Member Provincial Assembly of Balochistan
- Incumbent
- Assumed office 29 February 2024
- Constituency: PB-33 Kharan

Provincial Minister for Home & Tribal Affairs, Balochistan
- In office 2002–2008

Personal details
- Born: Kharan District, Balochistan, Pakistan
- Party: PMLN (2024-present)

= Mir Shoaib Nosherwani =

Pakistani politician

Mir Shoaib Nosherwani is a Pakistani politician from Kharan District, Balochistan. He has served as a member of the Provincial Assembly of Balochistan on multiple occasions and has held several ministerial positions in the provincial government.

He was first elected as a member of the Provincial Assembly of Balochistan in the 2002 general elections, representing Kharan. During his tenure, he served as Provincial Minister for Interior.

He was re-elected to the Provincial Assembly in the 2008 general elections, again representing Kharan, and continued to serve in the provincial government until 2013.

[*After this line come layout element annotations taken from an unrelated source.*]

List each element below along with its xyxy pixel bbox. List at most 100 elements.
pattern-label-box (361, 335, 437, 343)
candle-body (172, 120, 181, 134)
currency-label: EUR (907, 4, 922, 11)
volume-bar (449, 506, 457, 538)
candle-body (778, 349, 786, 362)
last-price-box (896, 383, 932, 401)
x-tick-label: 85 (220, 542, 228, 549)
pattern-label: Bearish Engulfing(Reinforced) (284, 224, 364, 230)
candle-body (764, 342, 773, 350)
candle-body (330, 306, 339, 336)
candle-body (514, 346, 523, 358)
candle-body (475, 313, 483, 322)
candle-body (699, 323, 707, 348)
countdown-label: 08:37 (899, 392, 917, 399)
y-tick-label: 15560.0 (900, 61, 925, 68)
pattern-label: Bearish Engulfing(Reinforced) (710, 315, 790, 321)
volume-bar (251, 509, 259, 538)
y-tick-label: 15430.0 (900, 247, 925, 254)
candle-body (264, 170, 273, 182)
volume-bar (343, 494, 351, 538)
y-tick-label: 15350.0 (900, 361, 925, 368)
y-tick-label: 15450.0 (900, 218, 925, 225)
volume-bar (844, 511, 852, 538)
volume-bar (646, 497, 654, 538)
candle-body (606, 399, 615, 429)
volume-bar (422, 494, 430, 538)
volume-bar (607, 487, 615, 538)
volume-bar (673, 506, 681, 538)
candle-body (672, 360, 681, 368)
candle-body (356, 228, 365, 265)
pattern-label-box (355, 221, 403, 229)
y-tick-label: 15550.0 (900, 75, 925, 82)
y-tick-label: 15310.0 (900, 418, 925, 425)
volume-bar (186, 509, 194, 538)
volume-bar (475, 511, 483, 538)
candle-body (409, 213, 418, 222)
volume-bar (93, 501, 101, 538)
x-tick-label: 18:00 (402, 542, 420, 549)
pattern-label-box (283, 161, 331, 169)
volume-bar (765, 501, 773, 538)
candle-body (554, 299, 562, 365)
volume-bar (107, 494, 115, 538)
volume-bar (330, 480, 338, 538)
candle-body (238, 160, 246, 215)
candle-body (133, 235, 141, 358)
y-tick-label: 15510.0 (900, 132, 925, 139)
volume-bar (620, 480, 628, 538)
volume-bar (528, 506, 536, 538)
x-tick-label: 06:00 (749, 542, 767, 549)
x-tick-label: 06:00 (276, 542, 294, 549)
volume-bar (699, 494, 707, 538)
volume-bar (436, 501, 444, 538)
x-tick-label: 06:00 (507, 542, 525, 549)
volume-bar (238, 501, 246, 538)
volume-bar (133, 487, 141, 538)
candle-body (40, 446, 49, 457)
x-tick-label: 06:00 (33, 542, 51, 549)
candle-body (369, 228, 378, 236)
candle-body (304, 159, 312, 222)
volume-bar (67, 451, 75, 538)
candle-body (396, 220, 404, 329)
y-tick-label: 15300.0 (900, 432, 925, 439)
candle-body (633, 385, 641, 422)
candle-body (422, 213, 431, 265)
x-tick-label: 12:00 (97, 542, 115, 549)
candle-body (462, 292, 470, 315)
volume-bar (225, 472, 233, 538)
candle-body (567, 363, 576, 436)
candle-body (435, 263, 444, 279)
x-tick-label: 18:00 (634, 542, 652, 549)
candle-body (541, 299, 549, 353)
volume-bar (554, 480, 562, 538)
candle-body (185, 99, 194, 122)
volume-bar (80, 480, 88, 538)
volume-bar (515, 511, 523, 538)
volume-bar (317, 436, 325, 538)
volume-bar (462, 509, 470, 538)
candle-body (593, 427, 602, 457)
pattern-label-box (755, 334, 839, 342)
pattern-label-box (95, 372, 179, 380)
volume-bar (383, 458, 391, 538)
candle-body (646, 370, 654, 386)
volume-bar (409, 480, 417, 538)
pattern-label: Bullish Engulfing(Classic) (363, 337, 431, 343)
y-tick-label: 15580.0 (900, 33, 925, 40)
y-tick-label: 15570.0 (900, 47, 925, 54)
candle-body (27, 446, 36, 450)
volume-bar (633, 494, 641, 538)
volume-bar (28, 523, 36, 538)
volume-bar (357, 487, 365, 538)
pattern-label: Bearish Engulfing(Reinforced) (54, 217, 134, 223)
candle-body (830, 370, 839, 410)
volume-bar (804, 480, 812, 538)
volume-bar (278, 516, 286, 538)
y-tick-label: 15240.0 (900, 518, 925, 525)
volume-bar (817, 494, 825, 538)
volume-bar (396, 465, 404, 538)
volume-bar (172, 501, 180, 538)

In the 2024 general elections, Nosherwani was once again elected as a member of the Provincial Assembly of Balochistan. He was sworn in as a provincial minister on 19 April 2024 and was assigned the portfolios of Finance, Mines and Mineral Development.

Political career

- 2002: Elected to the Provincial Assembly of Balochistan for the first time.
- 2002–2007: Served as Provincial Minister for Interior.
- 2008: Re-elected to the Provincial Assembly from Kharan.
- 2008–2013: Served as a member of the Provincial Assembly and held a ministerial position.
- 2024: Re-elected to the Provincial Assembly of Balochistan.
- 19 April 2024: Sworn in as Provincial Minister for Finance, Mines and Mineral Development.

== Career ==
Mir Shoaib Nosherwani contested the 2024 general elections as a Pakistan Muslim League (N) candidate from the PB-33 Kharan constituency. He secured 11,207 votes, defeating his closest rival, Sanaullah Baloch of Balochistan National Party (Mengal) who received 9,050 votes.

Nosherwani was first elected to the Provincial Assembly of Balochistan in the 2002 general elections from Kharan. He secured 7476 votes while the runner-up was Muhammad Ashraf of National party who secured 5248 votes. In 2004, he was appointed Provincial Minister for Home affairs of Balochistan, a position he held until 2007.

Mir Shoaib Nosherwani re-elected to the Provincial Assembly of Balochistan in the 2008 general elections as a candidate of PML-Q from constituency PB-46 Kharan. He secured 6473, defeating Lt.General (R) Abdul Qadir Baloch who secured 5054 votes.